Republicans say they care about the future, think of our children and all that, but their actions aren’t consistent with their words:
Cannibalize the Future, by Paul Krugman, Commentary, NY Times: One general rule of modern politics is that the people who talk most about future generations — who go around solemnly declaring that we’re burdening our children with debt — are, in practice, the people most eager to sacrifice our future for short-term political gain. You can see that principle at work in the House Republican budget, which starts with dire warnings about the evils of deficits, then calls for tax cuts that would make the deficit even bigger…
And you can see it in the actions of Chris Christie, the governor of New Jersey, who talks loudly about acting responsibly but may actually be the least responsible governor the state has ever had.
Mr. Christie’s big move … was his unilateral decision back in 2010 to cancel work that was already under way on a new rail tunnel linking New Jersey with New York. …Mr. Christie claimed that he was just being fiscally responsible, while critics said that he had canceled the project just so he could raid it for funds.

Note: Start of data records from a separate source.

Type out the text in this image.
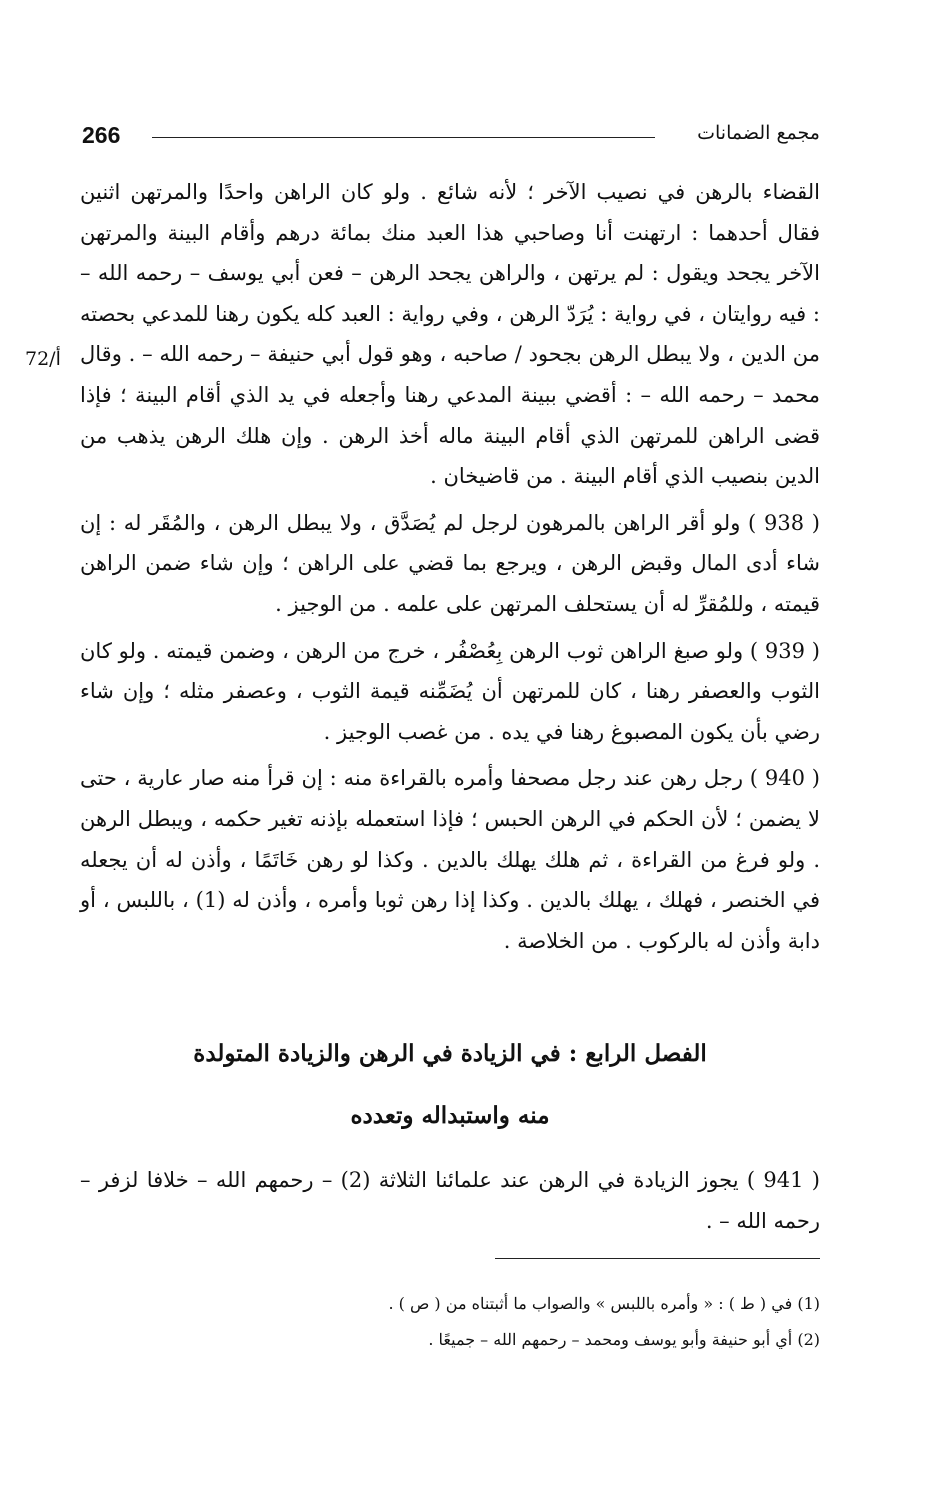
266	مجمع الضمانات
72/أ

القضاء بالرهن في نصيب الآخر ؛ لأنه شائع . ولو كان الراهن واحدًا والمرتهن اثنين فقال أحدهما : ارتهنت أنا وصاحبي هذا العبد منك بمائة درهم وأقام البينة والمرتهن الآخر يجحد ويقول : لم يرتهن ، والراهن يجحد الرهن – فعن أبي يوسف – رحمه الله – : فيه روايتان ، في رواية : يُرَدّ الرهن ، وفي رواية : العبد كله يكون رهنا للمدعي بحصته من الدين ، ولا يبطل الرهن بجحود / صاحبه ، وهو قول أبي حنيفة – رحمه الله – . وقال محمد – رحمه الله – : أقضي ببينة المدعي رهنا وأجعله في يد الذي أقام البينة ؛ فإذا قضى الراهن للمرتهن الذي أقام البينة ماله أخذ الرهن . وإن هلك الرهن يذهب من الدين بنصيب الذي أقام البينة . من قاضيخان .

( 938 ) ولو أقر الراهن بالمرهون لرجل لم يُصَدَّق ، ولا يبطل الرهن ، والمُقَر له : إن شاء أدى المال وقبض الرهن ، ويرجع بما قضي على الراهن ؛ وإن شاء ضمن الراهن قيمته ، وللمُقرِّ له أن يستحلف المرتهن على علمه . من الوجيز .

( 939 ) ولو صبغ الراهن ثوب الرهن بِعُصْفُر ، خرج من الرهن ، وضمن قيمته . ولو كان الثوب والعصفر رهنا ، كان للمرتهن أن يُضَمِّنه قيمة الثوب ، وعصفر مثله ؛ وإن شاء رضي بأن يكون المصبوغ رهنا في يده . من غصب الوجيز .

( 940 ) رجل رهن عند رجل مصحفا وأمره بالقراءة منه : إن قرأ منه صار عارية ، حتى لا يضمن ؛ لأن الحكم في الرهن الحبس ؛ فإذا استعمله بإذنه تغير حكمه ، ويبطل الرهن . ولو فرغ من القراءة ، ثم هلك يهلك بالدين . وكذا لو رهن خَاتَمًا ، وأذن له أن يجعله في الخنصر ، فهلك ، يهلك بالدين . وكذا إذا رهن ثوبا وأمره ، وأذن له (1) ، باللبس ، أو دابة وأذن له بالركوب . من الخلاصة .

الفصل الرابع : في الزيادة في الرهن والزيادة المتولدة
منه واستبداله وتعدده

( 941 ) يجوز الزيادة في الرهن عند علمائنا الثلاثة (2) – رحمهم الله – خلافا لزفر – رحمه الله – .

(1) في ( ط ) : « وأمره باللبس » والصواب ما أثبتناه من ( ص ) .

(2) أي أبو حنيفة وأبو يوسف ومحمد – رحمهم الله – جميعًا .
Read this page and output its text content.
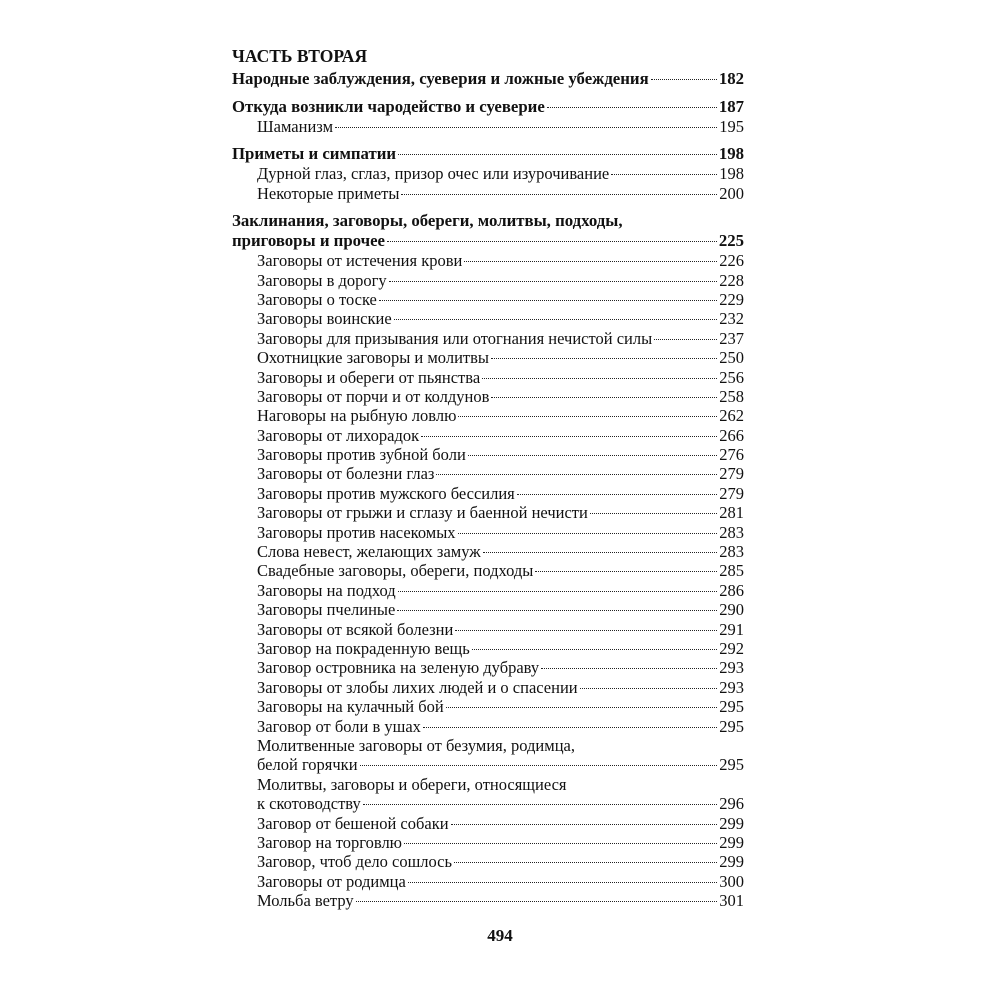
ЧАСТЬ ВТОРАЯ
Народные заблуждения, суеверия и ложные убеждения	182
Откуда возникли чародейство и суеверие	187
Шаманизм	195
Приметы и симпатии	198
Дурной глаз, сглаз, призор очес или изурочивание	198
Некоторые приметы	200
Заклинания, заговоры, обереги, молитвы, подходы,
приговоры и прочее	225
Заговоры от истечения крови	226
Заговоры в дорогу	228
Заговоры о тоске	229
Заговоры воинские	232
Заговоры для призывания или отогнания нечистой силы	237
Охотницкие заговоры и молитвы	250
Заговоры и обереги от пьянства	256
Заговоры от порчи и от колдунов	258
Наговоры на рыбную ловлю	262
Заговоры от лихорадок	266
Заговоры против зубной боли	276
Заговоры от болезни глаз	279
Заговоры против мужского бессилия	279
Заговоры от грыжи и сглазу и баенной нечисти	281
Заговоры против насекомых	283
Слова невест, желающих замуж	283
Свадебные заговоры, обереги, подходы	285
Заговоры на подход	286
Заговоры пчелиные	290
Заговоры от всякой болезни	291
Заговор на покраденную вещь	292
Заговор островника на зеленую дубраву	293
Заговоры от злобы лихих людей и о спасении	293
Заговоры на кулачный бой	295
Заговор от боли в ушах	295
Молитвенные заговоры от безумия, родимца,
белой горячки	295
Молитвы, заговоры и обереги, относящиеся
к скотоводству	296
Заговор от бешеной собаки	299
Заговор на торговлю	299
Заговор, чтоб дело сошлось	299
Заговоры от родимца	300
Мольба ветру	301
494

Now the independent Government Accountability Office has weighed in with a report…, and it confirms everything the critics were saying. … Mr. Christie … apparently couldn’t make that case without being dishonest about the numbers. So what was his real motive?
One answer is that the governor is widely assumed to have national ambitions, and the Republican base hates government spending in general (unless it’s on weapons). …

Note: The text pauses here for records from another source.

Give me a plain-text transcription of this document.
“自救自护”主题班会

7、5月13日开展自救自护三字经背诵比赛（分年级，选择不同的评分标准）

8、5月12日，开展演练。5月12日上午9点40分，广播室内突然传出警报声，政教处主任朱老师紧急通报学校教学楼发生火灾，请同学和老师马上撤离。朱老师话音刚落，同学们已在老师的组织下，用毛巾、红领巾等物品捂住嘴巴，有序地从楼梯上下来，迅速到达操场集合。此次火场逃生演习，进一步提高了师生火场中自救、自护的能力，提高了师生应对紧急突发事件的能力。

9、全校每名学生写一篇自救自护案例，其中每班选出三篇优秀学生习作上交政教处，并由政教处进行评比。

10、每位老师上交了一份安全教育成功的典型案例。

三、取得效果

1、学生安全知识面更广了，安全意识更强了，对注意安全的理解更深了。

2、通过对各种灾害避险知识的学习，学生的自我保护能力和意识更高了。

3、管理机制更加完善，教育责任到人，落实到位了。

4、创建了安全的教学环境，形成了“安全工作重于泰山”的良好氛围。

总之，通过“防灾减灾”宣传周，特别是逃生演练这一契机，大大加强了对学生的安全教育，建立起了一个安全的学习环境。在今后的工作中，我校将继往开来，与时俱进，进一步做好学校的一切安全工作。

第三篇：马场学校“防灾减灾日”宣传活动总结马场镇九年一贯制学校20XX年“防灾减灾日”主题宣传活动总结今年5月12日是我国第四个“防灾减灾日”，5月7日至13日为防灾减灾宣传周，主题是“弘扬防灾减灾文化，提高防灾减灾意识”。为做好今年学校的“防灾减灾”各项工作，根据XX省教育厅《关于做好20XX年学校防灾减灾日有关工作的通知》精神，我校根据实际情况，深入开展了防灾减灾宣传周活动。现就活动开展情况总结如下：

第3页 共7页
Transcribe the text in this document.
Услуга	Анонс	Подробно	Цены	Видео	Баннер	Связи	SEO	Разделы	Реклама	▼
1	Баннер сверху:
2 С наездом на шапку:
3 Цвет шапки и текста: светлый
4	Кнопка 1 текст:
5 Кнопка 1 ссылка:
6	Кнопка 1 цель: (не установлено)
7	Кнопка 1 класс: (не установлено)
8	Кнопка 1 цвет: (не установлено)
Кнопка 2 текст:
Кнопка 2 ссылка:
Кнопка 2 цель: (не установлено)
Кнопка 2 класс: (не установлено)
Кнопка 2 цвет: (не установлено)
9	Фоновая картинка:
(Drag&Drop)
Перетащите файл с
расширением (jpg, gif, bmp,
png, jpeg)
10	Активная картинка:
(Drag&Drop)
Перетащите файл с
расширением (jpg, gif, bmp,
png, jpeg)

Another answer is that canceling the tunnel allowed Mr. Christie to divert funds from that project … and put them into the state highway fund, thereby avoiding the need to raise the state’s tax on gasoline. …[A]s a candidate, Mr. Christie said that he wouldn’t raise those taxes, so cannibalizing the tunnel helped him avoid embarrassment.
The crucial point … is that the … governor poses as a man willing to make hard choices for the future, but what he actually did was sacrifice the future for the sake of personal political advantage…; he cared more about avoiding embarrassment over a misguided campaign pledge than about serving an urgent public need.
Unfortunately, Mr. Christie’s behavior is all too typical these days.
America used to be a country that thought big about the future. Major public projects, from the Erie Canal to the interstate highway system, used to be a well-understood component of our national greatness. Nowadays, however, the only big projects politicians are willing to undertake — with expense no object — seem to be wars. Funny how that works.